Faenza, 18 novembre 2020
Stamattina, come faccio da un po’ di tempo a questa parte, passo dall’edicola e prendo il Carlino per mia mamma. Spesso, leggo le notizie locali.
Alla pagina 16 trovo il titolo “Casi a scuola, raffica di chiusure” e, nella pagina successiva, un articolo, con tanto di foto (anzi, di due foto) intitolato “La storia non si riduce a una videochiamata”.
Vedendo la foto, mi viene immediatamente alla mente una notizia data il 17, sui Tg nazionali, in cui si potevano vedere due realtà scolastiche, una a Faenza e una a Firenze, dove le classi facevano lezione in presenza, e non in DAD, non in una classe fatta di muri e ben riscaldata ma fuori, all’aperto.
Mi ero immaginato un affollamento di studenti, desiderosi e determinarti a svolgere le lezioni dal vivo, e non tramite un computer, anche se le inquadrature delle telecamere mostravano pochi personaggi.
Leggo avidamente l’articolo, ma le mie immaginazioni vengono subito rimosse dalla notizia che, almeno a Faenza, ad assistere alla lezione “in presenza” c’erano solo quattro studenti.
Mi è venuto da chiedermi: “e tutto il resto della classe, dov’era?”
Era dove doveva essere!
A casa!
A studiare, comunque, anche se meno comodamente che in presenza, perché aveva capito che, in situazioni di emergenza sanitaria (e non politica) si deve agire come viene suggerito dagli esperti, che non si tratta di discutere su argomentazioni politiche, o culturali, non si tratta di negare qualcosa che l’uomo ha detto o sostenuto, come può essere la contestazione ad un regime, a una politica, ma si tratta soltanto di seguire una condotta adatta a sconfiggere un virus, una malattia che si può debellare solo stando attenti a fare ciò che un Governo, che, con i suoi esperti, i medici, gli scienziati, ha detto che questa è la linea da seguire, per il bene di tutti, per il rispetto della vita di tutti, nonostante ciò comporti delle privazioni, dei sacrifici, delle inevitabili manchevolezze di affetti, socialità, trasmissione agevole della materia.
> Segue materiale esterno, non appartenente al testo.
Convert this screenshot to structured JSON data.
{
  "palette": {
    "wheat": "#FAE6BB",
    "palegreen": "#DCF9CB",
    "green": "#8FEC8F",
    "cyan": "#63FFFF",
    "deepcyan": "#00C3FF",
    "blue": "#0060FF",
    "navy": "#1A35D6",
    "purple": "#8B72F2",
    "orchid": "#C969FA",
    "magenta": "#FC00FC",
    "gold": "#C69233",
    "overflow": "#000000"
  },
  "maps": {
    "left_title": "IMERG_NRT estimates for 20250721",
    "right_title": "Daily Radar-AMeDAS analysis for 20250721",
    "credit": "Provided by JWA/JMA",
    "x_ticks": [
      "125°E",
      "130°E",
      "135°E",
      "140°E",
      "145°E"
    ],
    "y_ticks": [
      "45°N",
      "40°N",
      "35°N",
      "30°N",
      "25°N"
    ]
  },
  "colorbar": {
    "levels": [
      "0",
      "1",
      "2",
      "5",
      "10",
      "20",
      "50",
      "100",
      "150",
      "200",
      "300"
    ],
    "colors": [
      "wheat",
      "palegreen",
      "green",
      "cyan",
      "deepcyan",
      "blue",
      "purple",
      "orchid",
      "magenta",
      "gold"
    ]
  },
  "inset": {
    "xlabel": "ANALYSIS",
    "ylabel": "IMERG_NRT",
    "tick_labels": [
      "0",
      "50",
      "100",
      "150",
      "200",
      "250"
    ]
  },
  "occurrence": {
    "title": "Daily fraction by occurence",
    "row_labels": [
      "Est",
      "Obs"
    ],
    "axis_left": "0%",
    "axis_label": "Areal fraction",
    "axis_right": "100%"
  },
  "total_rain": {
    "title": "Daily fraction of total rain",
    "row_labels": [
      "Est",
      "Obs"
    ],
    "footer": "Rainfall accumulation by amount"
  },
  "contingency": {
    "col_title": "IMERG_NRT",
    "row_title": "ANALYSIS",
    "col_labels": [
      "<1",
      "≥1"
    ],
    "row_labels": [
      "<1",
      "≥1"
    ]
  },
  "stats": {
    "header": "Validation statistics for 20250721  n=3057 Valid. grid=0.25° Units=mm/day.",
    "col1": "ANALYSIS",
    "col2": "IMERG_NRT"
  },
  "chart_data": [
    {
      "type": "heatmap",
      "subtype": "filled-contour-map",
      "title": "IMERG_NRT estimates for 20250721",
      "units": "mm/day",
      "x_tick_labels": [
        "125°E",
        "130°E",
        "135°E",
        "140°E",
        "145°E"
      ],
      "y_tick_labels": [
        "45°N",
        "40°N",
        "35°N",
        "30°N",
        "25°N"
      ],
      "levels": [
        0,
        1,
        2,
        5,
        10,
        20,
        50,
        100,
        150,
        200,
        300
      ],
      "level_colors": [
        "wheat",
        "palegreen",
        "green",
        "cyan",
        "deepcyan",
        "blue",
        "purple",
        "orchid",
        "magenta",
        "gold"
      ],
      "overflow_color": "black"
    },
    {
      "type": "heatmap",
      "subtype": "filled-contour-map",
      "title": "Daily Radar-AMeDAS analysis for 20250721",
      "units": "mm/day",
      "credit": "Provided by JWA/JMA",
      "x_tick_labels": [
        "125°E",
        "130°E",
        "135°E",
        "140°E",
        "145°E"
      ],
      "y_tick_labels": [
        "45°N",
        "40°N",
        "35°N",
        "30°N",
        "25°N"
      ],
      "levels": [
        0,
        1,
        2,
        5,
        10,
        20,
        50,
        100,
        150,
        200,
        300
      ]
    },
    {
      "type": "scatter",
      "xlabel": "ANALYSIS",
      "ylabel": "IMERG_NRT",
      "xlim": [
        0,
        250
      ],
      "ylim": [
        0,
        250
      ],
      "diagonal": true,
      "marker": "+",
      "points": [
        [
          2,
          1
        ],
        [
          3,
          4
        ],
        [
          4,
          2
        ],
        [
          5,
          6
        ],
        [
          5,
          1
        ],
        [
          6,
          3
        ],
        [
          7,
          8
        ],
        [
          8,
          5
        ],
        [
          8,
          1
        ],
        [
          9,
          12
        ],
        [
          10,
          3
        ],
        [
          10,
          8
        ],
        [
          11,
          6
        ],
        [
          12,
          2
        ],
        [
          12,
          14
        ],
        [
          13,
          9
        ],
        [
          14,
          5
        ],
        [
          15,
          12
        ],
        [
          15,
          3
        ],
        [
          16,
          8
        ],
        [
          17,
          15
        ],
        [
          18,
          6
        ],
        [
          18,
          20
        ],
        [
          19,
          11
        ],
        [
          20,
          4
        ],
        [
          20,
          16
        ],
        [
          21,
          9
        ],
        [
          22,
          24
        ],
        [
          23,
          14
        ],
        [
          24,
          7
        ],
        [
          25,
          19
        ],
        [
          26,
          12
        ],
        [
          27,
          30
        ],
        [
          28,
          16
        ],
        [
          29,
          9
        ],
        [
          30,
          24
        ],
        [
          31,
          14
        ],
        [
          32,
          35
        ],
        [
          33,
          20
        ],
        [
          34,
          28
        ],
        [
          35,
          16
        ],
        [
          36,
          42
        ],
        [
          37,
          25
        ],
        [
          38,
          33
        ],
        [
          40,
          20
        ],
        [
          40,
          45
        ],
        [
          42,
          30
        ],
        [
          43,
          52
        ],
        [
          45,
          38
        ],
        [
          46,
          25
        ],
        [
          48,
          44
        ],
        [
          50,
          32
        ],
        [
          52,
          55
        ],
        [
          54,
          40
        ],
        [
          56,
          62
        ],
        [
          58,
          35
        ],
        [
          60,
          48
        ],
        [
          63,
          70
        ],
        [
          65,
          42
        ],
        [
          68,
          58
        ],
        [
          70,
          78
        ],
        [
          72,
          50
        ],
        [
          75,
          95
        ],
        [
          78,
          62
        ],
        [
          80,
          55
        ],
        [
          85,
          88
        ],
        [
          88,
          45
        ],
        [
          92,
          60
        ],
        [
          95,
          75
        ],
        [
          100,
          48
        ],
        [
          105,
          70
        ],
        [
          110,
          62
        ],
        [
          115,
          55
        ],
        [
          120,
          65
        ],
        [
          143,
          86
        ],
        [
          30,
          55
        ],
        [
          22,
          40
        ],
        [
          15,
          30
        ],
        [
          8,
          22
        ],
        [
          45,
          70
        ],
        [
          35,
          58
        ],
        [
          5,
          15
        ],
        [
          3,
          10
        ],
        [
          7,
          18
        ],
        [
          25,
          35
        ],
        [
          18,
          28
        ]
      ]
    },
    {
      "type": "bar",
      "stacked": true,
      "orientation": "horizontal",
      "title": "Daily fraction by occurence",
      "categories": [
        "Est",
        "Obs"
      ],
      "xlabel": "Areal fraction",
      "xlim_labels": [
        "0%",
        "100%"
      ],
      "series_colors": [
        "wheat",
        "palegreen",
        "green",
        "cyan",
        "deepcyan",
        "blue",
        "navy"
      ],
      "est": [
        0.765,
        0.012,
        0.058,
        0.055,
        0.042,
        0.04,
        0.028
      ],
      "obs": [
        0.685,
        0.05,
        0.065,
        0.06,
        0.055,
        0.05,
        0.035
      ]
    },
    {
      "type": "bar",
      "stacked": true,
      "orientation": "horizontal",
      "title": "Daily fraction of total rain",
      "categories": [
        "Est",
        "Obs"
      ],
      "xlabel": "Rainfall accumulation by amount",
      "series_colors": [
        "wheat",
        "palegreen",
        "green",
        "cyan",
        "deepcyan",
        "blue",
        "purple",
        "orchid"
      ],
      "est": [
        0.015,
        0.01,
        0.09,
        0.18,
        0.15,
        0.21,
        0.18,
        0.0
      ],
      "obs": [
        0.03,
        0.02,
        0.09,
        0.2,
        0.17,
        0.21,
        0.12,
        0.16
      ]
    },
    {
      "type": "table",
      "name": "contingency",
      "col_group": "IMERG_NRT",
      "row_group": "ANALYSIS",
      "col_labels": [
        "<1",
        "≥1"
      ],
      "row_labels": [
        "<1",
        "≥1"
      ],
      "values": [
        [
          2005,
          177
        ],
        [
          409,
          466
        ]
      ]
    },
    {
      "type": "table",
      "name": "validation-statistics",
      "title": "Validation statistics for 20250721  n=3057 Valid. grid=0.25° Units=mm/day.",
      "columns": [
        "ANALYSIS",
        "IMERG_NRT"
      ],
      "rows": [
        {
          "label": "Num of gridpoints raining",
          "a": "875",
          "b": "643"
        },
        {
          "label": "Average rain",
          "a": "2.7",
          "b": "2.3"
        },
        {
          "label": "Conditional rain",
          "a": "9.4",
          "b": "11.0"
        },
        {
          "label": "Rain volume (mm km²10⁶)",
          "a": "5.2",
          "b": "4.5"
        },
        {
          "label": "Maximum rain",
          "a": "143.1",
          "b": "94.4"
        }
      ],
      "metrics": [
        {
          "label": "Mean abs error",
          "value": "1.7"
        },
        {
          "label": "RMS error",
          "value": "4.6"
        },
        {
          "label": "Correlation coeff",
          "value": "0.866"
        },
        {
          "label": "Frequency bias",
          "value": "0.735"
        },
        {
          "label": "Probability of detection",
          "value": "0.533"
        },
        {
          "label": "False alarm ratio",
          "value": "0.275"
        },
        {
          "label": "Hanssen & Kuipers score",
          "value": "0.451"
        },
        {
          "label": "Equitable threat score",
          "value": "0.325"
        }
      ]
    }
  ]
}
La Scuola (quella con la S maiuscola) dovrebbe incentivare tutto questo, dovrebbe invitare gli alunni al sacrificio, all’applicazione, all’apprendimento, pur senza essere sui banchi di scuola, facendo leva anche su ciò che afferma l’articolo 32, spesso citato anche in modo politicamente malevolo da molte parti, dove si afferma che “la salute è un diritto fondamentale dell’individuo e della collettività” e se la salute dipende dal nostro comportamento per la tutela di noi stessi e degli altri, dipende quindi anche, e soprattutto, dal nostro comportamento, pure quello di professori e studenti.
Anche se tutti ci auguriamo al più presto di tornarci, su quei banchi, e di poter fare e assistere ad una lezione come si deve!